Monday, May 15, 2006

the stench of a rotting corpse

Smells are amazing . . . they can bring back memories from many years in the past. Or they can make a moment most pleasant (see previous blog about the smell of heaven). Or if you have ever lived in some hairy arm-pit sort of place around the world, you certainly know that smells can be utterly awful.

So I found it facinating this morning to read that apparently to non-praying folks -- those headed toward destruction, find our "smell" to be like that of a rotting corpse! Now that is some serious bad smelling. Before I got married some 20 years ago, I drove an ambulance and in the course of that difficult job, received the opportunity to smell a rotting corpse. There is nothing, and I repeat nothing, that is quite as bad a smell as a decomposing human body.

In the same text, it is written that to those who are on the path of salvation in some fashion, we are an "exquisite fragrance" and it occured to me that the same thing is the stench of a rotting corpse and an exquisite frangrance all at the same time! This is a bit confusing, but the most facinating thing is that this entire discussion about smells is written in the context of hearing from God and communicating what we are told. It says, "This is a terrific responsibility. Is anyone competent to take it on? No--but at least we don't take God's Word, water it down, and then take it to the streets to sell it cheap. We stand in Christ's presence when we speak; God looks us in the face. We get what we say straight from God and say it as honestly as we can." (2. Cor. 2:16-17 The Message)

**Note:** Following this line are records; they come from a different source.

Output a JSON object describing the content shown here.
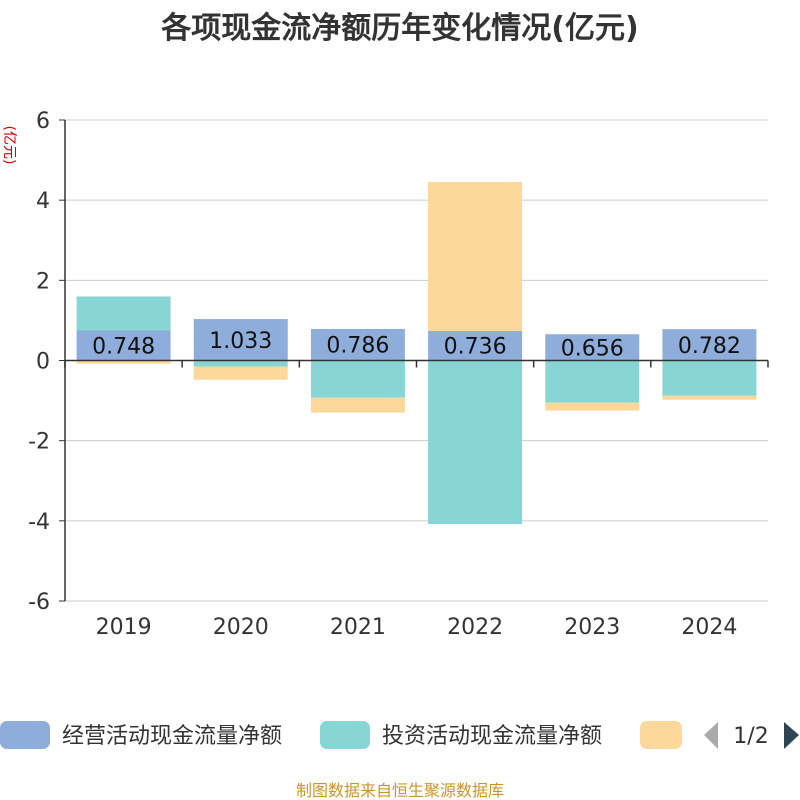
{
  "chart_data": {
    "type": "bar",
    "stacked": true,
    "title": "各项现金流净额历年变化情况(亿元)",
    "ylabel": "(亿元)",
    "xlabel": "",
    "ylim": [
      -6,
      6
    ],
    "yticks": [
      6,
      4,
      2,
      0,
      -2,
      -4,
      -6
    ],
    "categories": [
      "2019",
      "2020",
      "2021",
      "2022",
      "2023",
      "2024"
    ],
    "series": [
      {
        "name": "经营活动现金流量净额",
        "color": "#8eaddb",
        "values": [
          0.748,
          1.033,
          0.786,
          0.736,
          0.656,
          0.782
        ],
        "labels": [
          "0.748",
          "1.033",
          "0.786",
          "0.736",
          "0.656",
          "0.782"
        ]
      },
      {
        "name": "投资活动现金流量净额",
        "color": "#88d5d6",
        "values": [
          0.85,
          -0.15,
          -0.93,
          -4.08,
          -1.05,
          -0.88
        ]
      },
      {
        "name": "",
        "color": "#fdd89a",
        "values": [
          -0.08,
          -0.33,
          -0.37,
          3.72,
          -0.2,
          -0.1
        ]
      }
    ],
    "legend": {
      "position": "bottom",
      "page": "1/2"
    },
    "source": "制图数据来自恒生聚源数据库"
  }
}
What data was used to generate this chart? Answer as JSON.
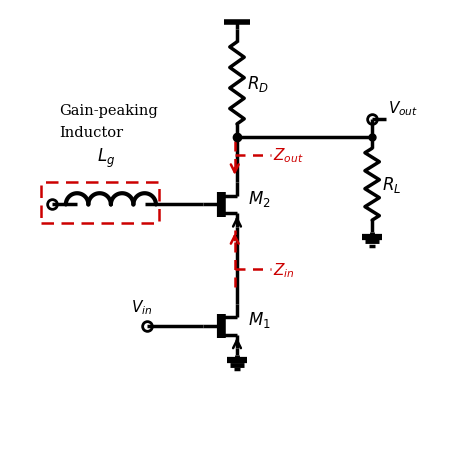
{
  "bg_color": "#ffffff",
  "line_color": "#000000",
  "red_color": "#cc0000",
  "lw_main": 2.5,
  "lw_thick": 4.0,
  "lw_red": 1.8,
  "figsize": [
    4.74,
    4.56
  ],
  "dpi": 100,
  "xlim": [
    0,
    10
  ],
  "ylim": [
    0,
    10
  ]
}
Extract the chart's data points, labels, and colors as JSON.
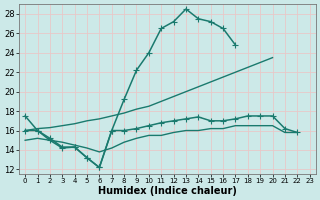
{
  "xlabel": "Humidex (Indice chaleur)",
  "background_color": "#cce9e8",
  "grid_color": "#e8c8c8",
  "line_color": "#1a7a6e",
  "xlim": [
    -0.5,
    23.5
  ],
  "ylim": [
    11.5,
    29.0
  ],
  "xticks": [
    0,
    1,
    2,
    3,
    4,
    5,
    6,
    7,
    8,
    9,
    10,
    11,
    12,
    13,
    14,
    15,
    16,
    17,
    18,
    19,
    20,
    21,
    22,
    23
  ],
  "yticks": [
    12,
    14,
    16,
    18,
    20,
    22,
    24,
    26,
    28
  ],
  "series": [
    {
      "x": [
        0,
        1,
        2,
        3,
        4,
        5,
        6,
        7,
        8,
        9,
        10,
        11,
        12,
        13,
        14,
        15,
        16,
        17
      ],
      "y": [
        17.5,
        16.0,
        15.0,
        14.2,
        14.3,
        13.2,
        12.2,
        16.0,
        19.2,
        22.2,
        24.0,
        26.5,
        27.2,
        28.5,
        27.5,
        27.2,
        26.5,
        24.8
      ],
      "marker": "+",
      "markersize": 4,
      "linewidth": 1.1
    },
    {
      "x": [
        0,
        1,
        2,
        3,
        4,
        5,
        6,
        7,
        8,
        9,
        10,
        11,
        12,
        13,
        14,
        15,
        16,
        17,
        18,
        19,
        20,
        21,
        22
      ],
      "y": [
        16.0,
        16.0,
        15.2,
        14.3,
        14.3,
        13.2,
        12.2,
        16.0,
        16.0,
        16.2,
        16.5,
        16.8,
        17.0,
        17.2,
        17.4,
        17.0,
        17.0,
        17.2,
        17.5,
        17.5,
        17.5,
        16.2,
        15.8
      ],
      "marker": "+",
      "markersize": 4,
      "linewidth": 1.1
    },
    {
      "x": [
        0,
        1,
        2,
        3,
        4,
        5,
        6,
        7,
        8,
        9,
        10,
        11,
        12,
        13,
        14,
        15,
        16,
        17,
        18,
        19,
        20
      ],
      "y": [
        16.0,
        16.2,
        16.3,
        16.5,
        16.7,
        17.0,
        17.2,
        17.5,
        17.8,
        18.2,
        18.5,
        19.0,
        19.5,
        20.0,
        20.5,
        21.0,
        21.5,
        22.0,
        22.5,
        23.0,
        23.5
      ],
      "marker": null,
      "markersize": 0,
      "linewidth": 1.0
    },
    {
      "x": [
        0,
        1,
        2,
        3,
        4,
        5,
        6,
        7,
        8,
        9,
        10,
        11,
        12,
        13,
        14,
        15,
        16,
        17,
        18,
        19,
        20,
        21,
        22
      ],
      "y": [
        15.0,
        15.2,
        15.0,
        14.8,
        14.5,
        14.2,
        13.8,
        14.2,
        14.8,
        15.2,
        15.5,
        15.5,
        15.8,
        16.0,
        16.0,
        16.2,
        16.2,
        16.5,
        16.5,
        16.5,
        16.5,
        15.8,
        15.8
      ],
      "marker": null,
      "markersize": 0,
      "linewidth": 1.0
    }
  ]
}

It seems that when I communicate the words of God, that these fragrances are released! I wonder what smell I am? At first glance I thought the receptivity of the message by the receiver (hearer) determined the odor, and there is an element of that here . . . but in the end, it seems much more that when I clearly really hear from God and communicate that well, or not (the hearing or the communicating), that the resulting praxis determines the odor. I wonder what smell I am?